Albatros-K

Class overview
- Name: Albatros-K
- Builders: Aselsan
- Operators: Turkish Navy

General characteristics Albatros-K
- Type: Unmanned surface vehicle
- Length: 10–16 m (33–52 ft)
- Beam: 4.50 m (14.8 ft)
- Propulsion: 2x Diesel inboard motors
- Speed: 35 kn (65 km/h; 40 mph)
- Range: 10 nmi (19 km; 12 mi)

= Aselsan Albatros-K =

Turkish unmanned combat surface vessel

Albatros-K is a Turkish catamaran-type high-speed unmanned surface vessel (USV) of the Turkish Navy developed by the Turkish defense company Aselsan.

== History ==
The catamaran-type USV Albatros-K (İnsansız Deniz Aracı, İDA) was developed by the Turkish state-owned defense company Aselsan for the needs of the Turkish Naval Forces. She entered service with the Turkish Navy in 2017 following naval tests and shooting training.

== Characteristics ==
Albatros-K is a catamaran-type unmanned high-speed craft of the Aselsan Albatros USV family, developed to be used as a moving seaborne target of artillery gunfire, close-in weapon and guided missile shooting by surface and air platforms at naval trainings at naval trainings. She is capable of performing specified scenarios in autonomous, semi-autonomous or remote command mode of navigation.
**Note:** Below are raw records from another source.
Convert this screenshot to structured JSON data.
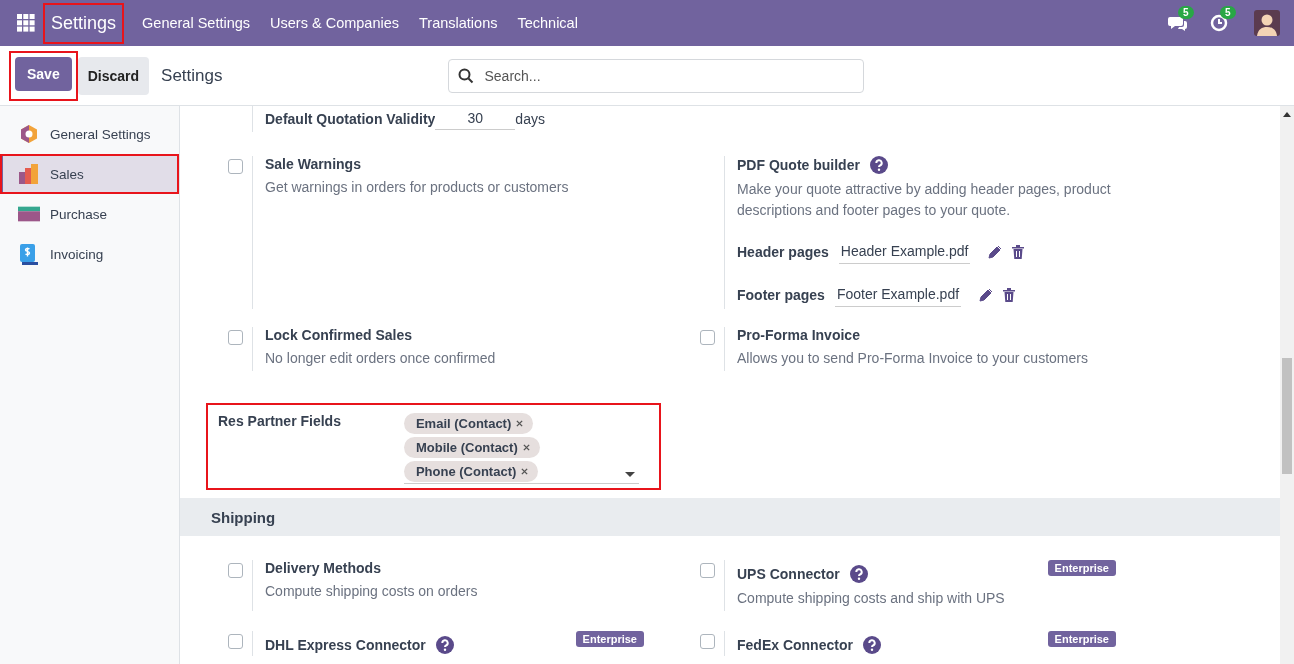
{
  "topbar": {
    "app_name": "Settings",
    "app_name_annotated": true,
    "menu": [
      "General Settings",
      "Users & Companies",
      "Translations",
      "Technical"
    ],
    "messages_count": "5",
    "activities_count": "5"
  },
  "control_panel": {
    "buttons": [
      {
        "label": "Save",
        "kind": "primary",
        "annotated": true
      },
      {
        "label": "Discard",
        "kind": "secondary",
        "annotated": false
      }
    ],
    "breadcrumb": "Settings",
    "search": {
      "placeholder": "Search..."
    }
  },
  "sidebar": {
    "items": [
      {
        "label": "General Settings",
        "kind": "general",
        "selected": false,
        "annotated": false
      },
      {
        "label": "Sales",
        "kind": "sales",
        "selected": true,
        "annotated": true
      },
      {
        "label": "Purchase",
        "kind": "purchase",
        "selected": false,
        "annotated": false
      },
      {
        "label": "Invoicing",
        "kind": "invoicing",
        "selected": false,
        "annotated": false
      }
    ]
  },
  "quotation_validity": {
    "label": "Default Quotation Validity",
    "value": "30",
    "unit": "days"
  },
  "settings": [
    {
      "kind": "checkbox",
      "title": "Sale Warnings",
      "description": "Get warnings in orders for products or customers",
      "checked": false
    },
    {
      "kind": "files",
      "title": "PDF Quote builder",
      "help": true,
      "description": "Make your quote attractive by adding header pages, product descriptions and footer pages to your quote.",
      "files": [
        {
          "label": "Header pages",
          "value": "Header Example.pdf"
        },
        {
          "label": "Footer pages",
          "value": "Footer Example.pdf"
        }
      ]
    },
    {
      "kind": "checkbox",
      "title": "Lock Confirmed Sales",
      "description": "No longer edit orders once confirmed",
      "checked": false
    },
    {
      "kind": "checkbox",
      "title": "Pro-Forma Invoice",
      "description": "Allows you to send Pro-Forma Invoice to your customers",
      "checked": false
    }
  ],
  "res_partner_fields": {
    "label": "Res Partner Fields",
    "annotated": true,
    "tags": [
      "Email (Contact)",
      "Mobile (Contact)",
      "Phone (Contact)"
    ]
  },
  "shipping": {
    "title": "Shipping",
    "settings": [
      {
        "kind": "checkbox",
        "title": "Delivery Methods",
        "description": "Compute shipping costs on orders",
        "checked": false
      },
      {
        "kind": "checkbox",
        "title": "UPS Connector",
        "help": true,
        "badge": "Enterprise",
        "description": "Compute shipping costs and ship with UPS",
        "checked": false
      },
      {
        "kind": "checkbox",
        "title": "DHL Express Connector",
        "help": true,
        "badge": "Enterprise",
        "checked": false
      },
      {
        "kind": "checkbox",
        "title": "FedEx Connector",
        "help": true,
        "badge": "Enterprise",
        "checked": false
      }
    ]
  }
}
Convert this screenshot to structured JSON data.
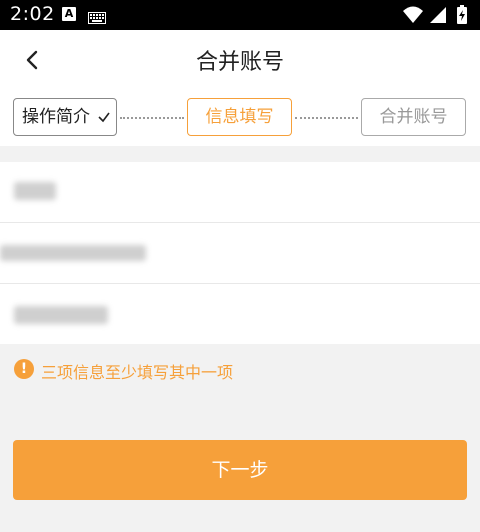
{
  "status_bar": {
    "time": "2:02",
    "notification_app_letter": "A",
    "icons": [
      "keyboard-icon",
      "wifi-icon",
      "signal-icon",
      "battery-charging-icon"
    ]
  },
  "header": {
    "title": "合并账号",
    "back_icon": "chevron-left-icon"
  },
  "steps": [
    {
      "label": "操作简介",
      "state": "done"
    },
    {
      "label": "信息填写",
      "state": "active"
    },
    {
      "label": "合并账号",
      "state": "pending"
    }
  ],
  "form": {
    "fields": [
      {
        "name": "field-1",
        "value": ""
      },
      {
        "name": "field-2",
        "value": ""
      },
      {
        "name": "field-3",
        "value": ""
      }
    ]
  },
  "hint": {
    "icon": "exclamation-circle-icon",
    "text": "三项信息至少填写其中一项"
  },
  "next_button": {
    "label": "下一步"
  },
  "colors": {
    "accent": "#f6a03a",
    "background": "#f2f2f2",
    "status_bar": "#000000"
  }
}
Various target tasks can be carried out with different payloads. The real-time images of the target boat during the training are taken and transferred to the control station by Aselsan ARI-1T rotary-wing drone.

She is 10–16 m long, and has a beam of 4.50 m. She weighs 3000–5000 kg. She can cruise at a speed of 35 knot within a controllable range of 10 nmi in total operation time of 6 hours. The craft is powered by two Diesel inboard motors at tail.